João Santana era o rei da cocada preta no marketing do governo Dilma. No dia do pagamento da propina, Mantega havia reduzido a previsão de crescimento da economia deste ano de 4,5% para 3,5%, segundo o projeto da Lei de Diretrizes Orçamentárias (LDO) de 2014 enviado ao Congresso Nacional. Na véspera, Dilma se encontrara com o ex-presidente Luiz Inácio Lula da Silva em um seminário do PT em Belo Horizonte, para articular a candidatura do governador Fernando Pimentel (PT). Sua campanha à reeleição já estava em pleno curso. Mantega fora decisivo para isso.
Além de ter ajudado a sepultar o “Volta, Lula!”, o ministro da Fazenda operava a chamada “nova matriz econômica”. O então secretário do Tesouro, Arno Augostin, caprichava na “contabilidade criativa” para ocultar as “pedaladas fiscais”, e o secretário-executivo Nélson Barbosa, que em dezembro de 2015 viria a ocupar o Ministério da Fazenda até o afastamento de Dilma Rousseff, já pensava em pegar o boné porque sabia que o trem da política econômica estava descarrilado.

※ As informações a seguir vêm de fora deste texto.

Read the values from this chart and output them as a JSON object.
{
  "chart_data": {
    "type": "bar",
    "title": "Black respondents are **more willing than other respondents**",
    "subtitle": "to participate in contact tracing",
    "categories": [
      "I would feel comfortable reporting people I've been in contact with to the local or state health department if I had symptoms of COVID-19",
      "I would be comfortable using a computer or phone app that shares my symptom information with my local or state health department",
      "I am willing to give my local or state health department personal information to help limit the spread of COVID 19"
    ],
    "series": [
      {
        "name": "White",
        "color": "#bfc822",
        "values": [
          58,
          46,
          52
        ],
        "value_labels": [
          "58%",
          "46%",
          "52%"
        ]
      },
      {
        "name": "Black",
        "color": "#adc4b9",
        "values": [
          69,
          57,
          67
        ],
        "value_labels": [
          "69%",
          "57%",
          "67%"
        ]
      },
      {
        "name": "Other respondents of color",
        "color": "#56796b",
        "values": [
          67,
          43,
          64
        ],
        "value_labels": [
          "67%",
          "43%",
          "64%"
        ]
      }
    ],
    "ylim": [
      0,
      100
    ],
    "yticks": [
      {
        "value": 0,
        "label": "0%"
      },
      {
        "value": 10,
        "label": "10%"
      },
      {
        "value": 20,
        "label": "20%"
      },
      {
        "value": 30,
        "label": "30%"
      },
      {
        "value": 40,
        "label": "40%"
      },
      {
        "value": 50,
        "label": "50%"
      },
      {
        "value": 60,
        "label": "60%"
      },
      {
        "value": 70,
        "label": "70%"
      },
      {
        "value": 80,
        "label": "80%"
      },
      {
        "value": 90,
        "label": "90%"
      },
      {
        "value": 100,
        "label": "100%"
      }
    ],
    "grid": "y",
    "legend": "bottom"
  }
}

O prestígio de Mantega com Dilma Rousseff vinha desde 2008, quando eclodiu a crise do mercado financeiro mundial. Dilma havia defendido uma política “anticíclica” numa reunião ministerial, para enfrentar a “marolinha” e garantir a própria eleição na sucessão de Lula, em 2010, pois o Plano de Aceleração do Crescimento (PAC), sob seu comando, estava indo para o ralo. Mantega voltou à reunião seguinte com o programa “Minha Casa, Minha Vida”, que exerceria um “efeito multiplicador” na economia. Também começava ali a farra das desonerações fiscais, financiamentos seletivos e investimentos temerários, como os da OSX de Batista, cujas consequências foram os rombos nas contas públicas e nos fundos de pensão, além da crise na Petrobras.